Q17. Language packs for Spell-Check?
A. Tilde provides an API wrapper that returns JSON with “was_corrected” flags.
Q18. Can I remove Latvian diacritics export for legacy systems?
A. Yes; a flag --strip-diacritics
is built into the serving image.
Q19. Where can I report security vulnerabilities?
A. security@tilde.ai; PGP key on their web site.
Q20. How can students contribute?
A. Join open evaluation campaigns, submit test sets, or open-source LoRA adapters.

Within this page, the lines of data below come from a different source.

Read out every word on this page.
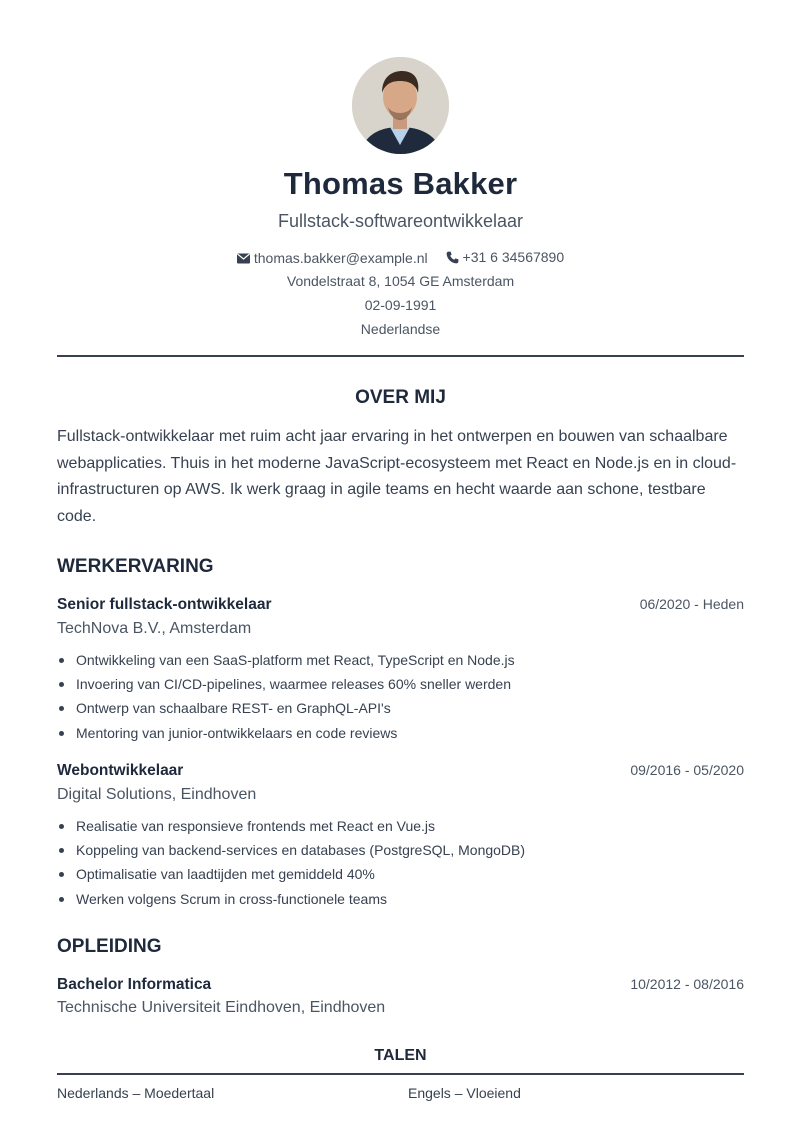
Thomas Bakker
Fullstack-softwareontwikkelaar
thomas.bakker@example.nl
+31 6 34567890
Vondelstraat 8, 1054 GE Amsterdam
02-09-1991
Nederlandse
OVER MIJ

Fullstack-ontwikkelaar met ruim acht jaar ervaring in het ontwerpen en bouwen van schaalbare webapplicaties. Thuis in het moderne JavaScript-ecosysteem met React en Node.js en in cloud-infrastructuren op AWS. Ik werk graag in agile teams en hecht waarde aan schone, testbare code.

WERKERVARING
Senior fullstack-ontwikkelaar	06/2020 - Heden
TechNova B.V., Amsterdam
Ontwikkeling van een SaaS-platform met React, TypeScript en Node.js
Invoering van CI/CD-pipelines, waarmee releases 60% sneller werden
Ontwerp van schaalbare REST- en GraphQL-API's
Mentoring van junior-ontwikkelaars en code reviews
Webontwikkelaar	09/2016 - 05/2020
Digital Solutions, Eindhoven
Realisatie van responsieve frontends met React en Vue.js
Koppeling van backend-services en databases (PostgreSQL, MongoDB)
Optimalisatie van laadtijden met gemiddeld 40%
Werken volgens Scrum in cross-functionele teams
OPLEIDING
Bachelor Informatica	10/2012 - 08/2016
Technische Universiteit Eindhoven, Eindhoven
TALEN
Nederlands – Moedertaal	Engels – Vloeiend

9. Road-map and how you can jump in
-
Q4 2025 – Instruct + RLHF checkpoint, safety filter weights, multilingual retrieval plugin. -
Q1 2026 – Release of 500 GB cleaned European corpus (OSI-approved licence) for academic retraining. -
Q2 2026 – Community benchmark platform; accepted metrics will cover accuracy, fairness, energy and “right-to-be-forgotten” deletion tests.
Your entry points:
-
Fine-tune a domain (law, med, finance) and open-source the adapter—Tilde retweets the best. -
Write a critical evaluation paper; they’ll add it to the official leaderboard. -
Translate this article into another European language and share with local hackerspaces.
Wrap-up
TildeOpen 30B is not marketing gloss. It is a trained-from-scratch, open-weights, EU-hosted language model that treats Latvian, Irish or Basque with the same respect usually reserved for English. If you need an LLM you can audit, host and tune without sending citizen data overseas, download the weights tonight and run the one-line Docker command in Chapter 4. You’ll be talking to Europe’s newest open brain in under thirty minutes—while keeping every token inside your own server room.